American Airlines (NASDAQ: AAL) forecast 2025 profit below Wall Street expectations as the carrier attempts to remedy a sales-strategy misstep that drove away corporate travelers, sending its shares down 7% premarket on Thursday.
The aggressive approach, implemented in 2023, focused on renegotiating contracts with corporate travel agencies and clients while cutting back on perks and discounts.
The plan dented revenue, hurt the airline’s image, and gave rivals an edge, forcing American to spend much of 2024 rebuilding its sales strategy and mending relationships with corporate travelers to regain some of the lost customers.
The company expects 2025 adjusted earnings per share in the range of $1.70 to $2.70, compared with analysts’ average estimates of $2.42, according to data compiled by LSEG.

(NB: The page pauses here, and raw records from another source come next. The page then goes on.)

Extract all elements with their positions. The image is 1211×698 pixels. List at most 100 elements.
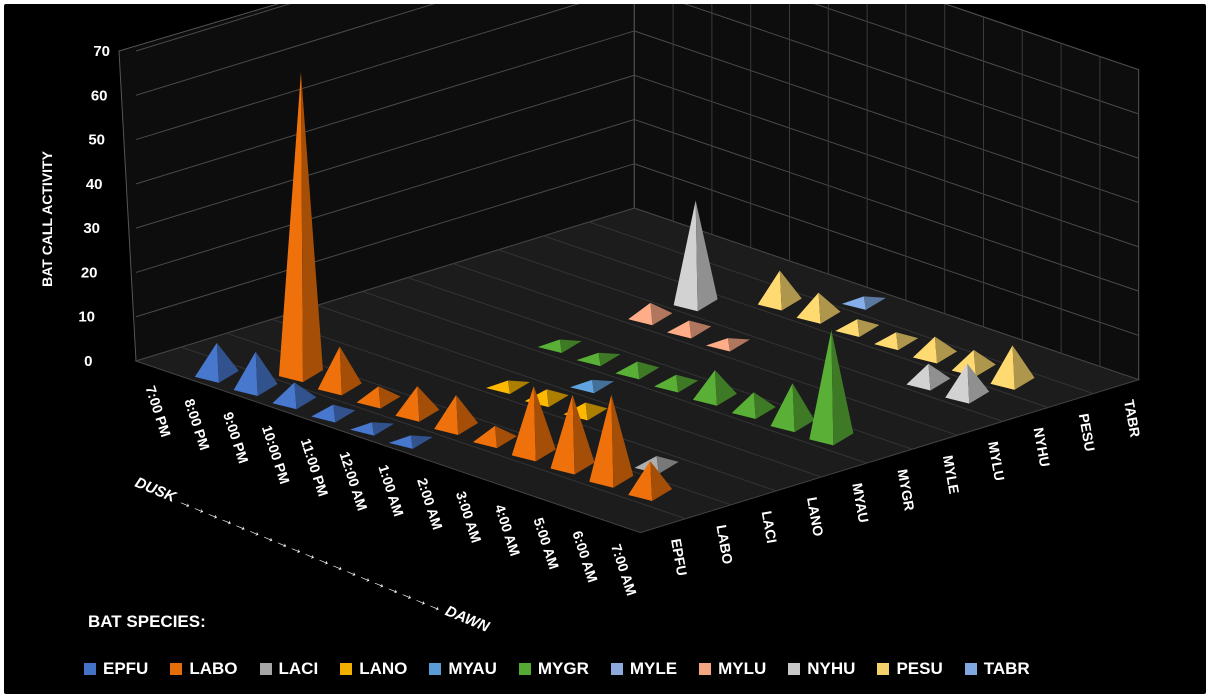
gridline: [683, 4, 1139, 159]
chart-cone: [311, 404, 336, 423]
chart-plot: 70 60 50 40 30 20 10 0 BAT CALL ACTIVITY 7:00 PM 8…: [39, 4, 1143, 636]
legend-label: MYGR: [537, 659, 589, 678]
chart-cone: [494, 425, 517, 449]
legend-swatch: [610, 663, 623, 675]
series-axis-label: LANO: [804, 496, 827, 538]
chart-cone: [410, 435, 433, 449]
chart-cone: [194, 342, 219, 383]
chart-cone: [676, 374, 699, 393]
series-axis-label: TABR: [1121, 398, 1143, 438]
y-tick-label: 60: [91, 87, 108, 104]
chart-cone: [378, 386, 401, 409]
x-tick-label: 3:00 AM: [453, 489, 485, 545]
chart-cone: [689, 320, 712, 339]
chart-cone: [809, 330, 834, 446]
legend-title: BAT SPECIES:: [88, 612, 206, 631]
chart-cone: [550, 394, 575, 475]
floor-gridline: [452, 263, 958, 436]
x-tick-label: 6:00 AM: [569, 529, 601, 585]
series-axis-label: MYLE: [940, 454, 963, 495]
series-axis-label: LACI: [759, 510, 780, 545]
chart-cone: [753, 392, 776, 419]
chart-cone: [300, 72, 323, 383]
gridline: [135, 4, 580, 141]
legend-swatch: [518, 663, 531, 675]
y-tick-label: 40: [86, 176, 103, 193]
legend-item: NYHU: [788, 659, 855, 679]
legend-label: MYLE: [629, 659, 678, 678]
gridline: [634, 163, 1139, 336]
chart-cone: [637, 361, 660, 380]
chart-cone: [255, 351, 278, 397]
chart-cone: [507, 380, 530, 394]
x-tick-label: 10:00 PM: [259, 423, 293, 486]
chart-cone: [973, 349, 996, 377]
chart-cone: [835, 319, 860, 337]
series-axis-label: MYAU: [849, 482, 872, 524]
chart-cone: [350, 422, 375, 436]
legend-swatch: [877, 663, 890, 675]
x-tick-label: 8:00 PM: [181, 397, 213, 452]
chart-cone: [770, 383, 795, 433]
gridline: [813, 4, 1139, 115]
chart-cone: [572, 394, 595, 475]
chart-cone: [695, 200, 718, 312]
legend-item: MYLU: [699, 659, 766, 679]
gridline: [135, 119, 635, 273]
legend-swatch: [259, 663, 272, 675]
legend-swatch: [964, 663, 977, 675]
gridline: [135, 4, 291, 52]
chart-cone: [831, 330, 854, 446]
chart-cone: [654, 374, 679, 393]
gridline: [634, 74, 1139, 248]
chart-cone: [216, 342, 239, 383]
chart-cone: [570, 379, 595, 394]
chart-cone: [912, 336, 937, 364]
legend-swatch: [170, 663, 183, 675]
y-tick-label: 0: [84, 353, 92, 370]
x-tick-label: 11:00 PM: [298, 436, 332, 498]
legend-label: MYLU: [718, 659, 767, 678]
legend-label: NYHU: [807, 659, 856, 678]
chart-cone: [757, 270, 782, 311]
legend-item: EPFU: [84, 659, 148, 679]
chart-cone: [945, 363, 970, 404]
legend-swatch: [84, 663, 96, 675]
floor-gridline: [317, 304, 822, 478]
chart-cone: [796, 292, 821, 324]
gridline: [634, 30, 1139, 204]
chart-cone: [990, 345, 1015, 390]
chart-cone: [863, 296, 886, 310]
y-tick-label: 70: [93, 43, 110, 60]
legend-item: TABR: [964, 659, 1030, 679]
gridline: [135, 163, 635, 318]
legend-label: MYAU: [448, 659, 497, 678]
legend-item: LABO: [170, 659, 238, 679]
chart-cone: [559, 339, 582, 353]
chart-cone: [792, 383, 815, 433]
legend-label: LABO: [189, 659, 238, 678]
chart-cone: [818, 292, 841, 324]
gridline: [135, 30, 635, 185]
legend: EPFU LABO LACI LANO MYAU MYGR MYLE MYLU NYHU PESU…: [84, 656, 1052, 682]
x-tick-label: 1:00 AM: [375, 463, 407, 519]
chart-cone: [434, 394, 459, 435]
chart-cone: [934, 336, 957, 364]
chart-cone: [896, 332, 919, 351]
series-axis-label: MYGR: [895, 468, 918, 512]
y-axis-label: BAT CALL ACTIVITY: [39, 150, 55, 287]
series-axis-label: MYLU: [985, 440, 1008, 482]
gridline: [944, 4, 1139, 71]
legend-item: MYAU: [429, 659, 497, 679]
chart-cone: [779, 270, 802, 311]
chart-cone: [388, 435, 413, 449]
chart-cone: [589, 394, 614, 488]
y-tick-label: 50: [88, 132, 105, 149]
series-axis-label: PESU: [1076, 412, 1098, 452]
y-tick-label: 30: [83, 220, 100, 237]
y-tick-label: 20: [81, 264, 98, 281]
chart-cone: [339, 346, 362, 396]
chart-cone: [731, 392, 756, 419]
x-tick-label: 9:00 PM: [220, 410, 252, 465]
gridline: [634, 119, 1139, 292]
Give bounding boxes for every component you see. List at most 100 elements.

The airline also forecast a bigger first-quarter loss than analysts expected, breaking away from the bumper predictions of rivals such as Delta Air Lines (NYSE: DAL) and United Airlines (NASDAQ: UAL) that are benefiting from improved pricing and strong winter demand.
The legacy carrier’s stock gained about 30% last year, outstripped by Delta’s rise of nearly 50% and United’s 138% surge.
American Airlines (NASDAQ: AAL) expects a current-quarter adjusted loss per share of 20 cents to 40 cents, compared with estimates for a loss of 4 cents.
“We are reengineering the business to build an even more efficient airline,” CEO Robert Isom said.
Jet fuel prices have also climbed sharply in the past month, tracking a rise in global crude benchmarks driven by broader sanctions targeting Russian oil revenue, alongside growing optimism about stronger demand from China.
The Texas-based carrier reported an adjusted profit of 86 cents per share, beating expectations of 64 cents, due to improved pricing.
Total operating revenue rose 4.6% to about $13.66 billion, compared with estimates of $13.39 billion.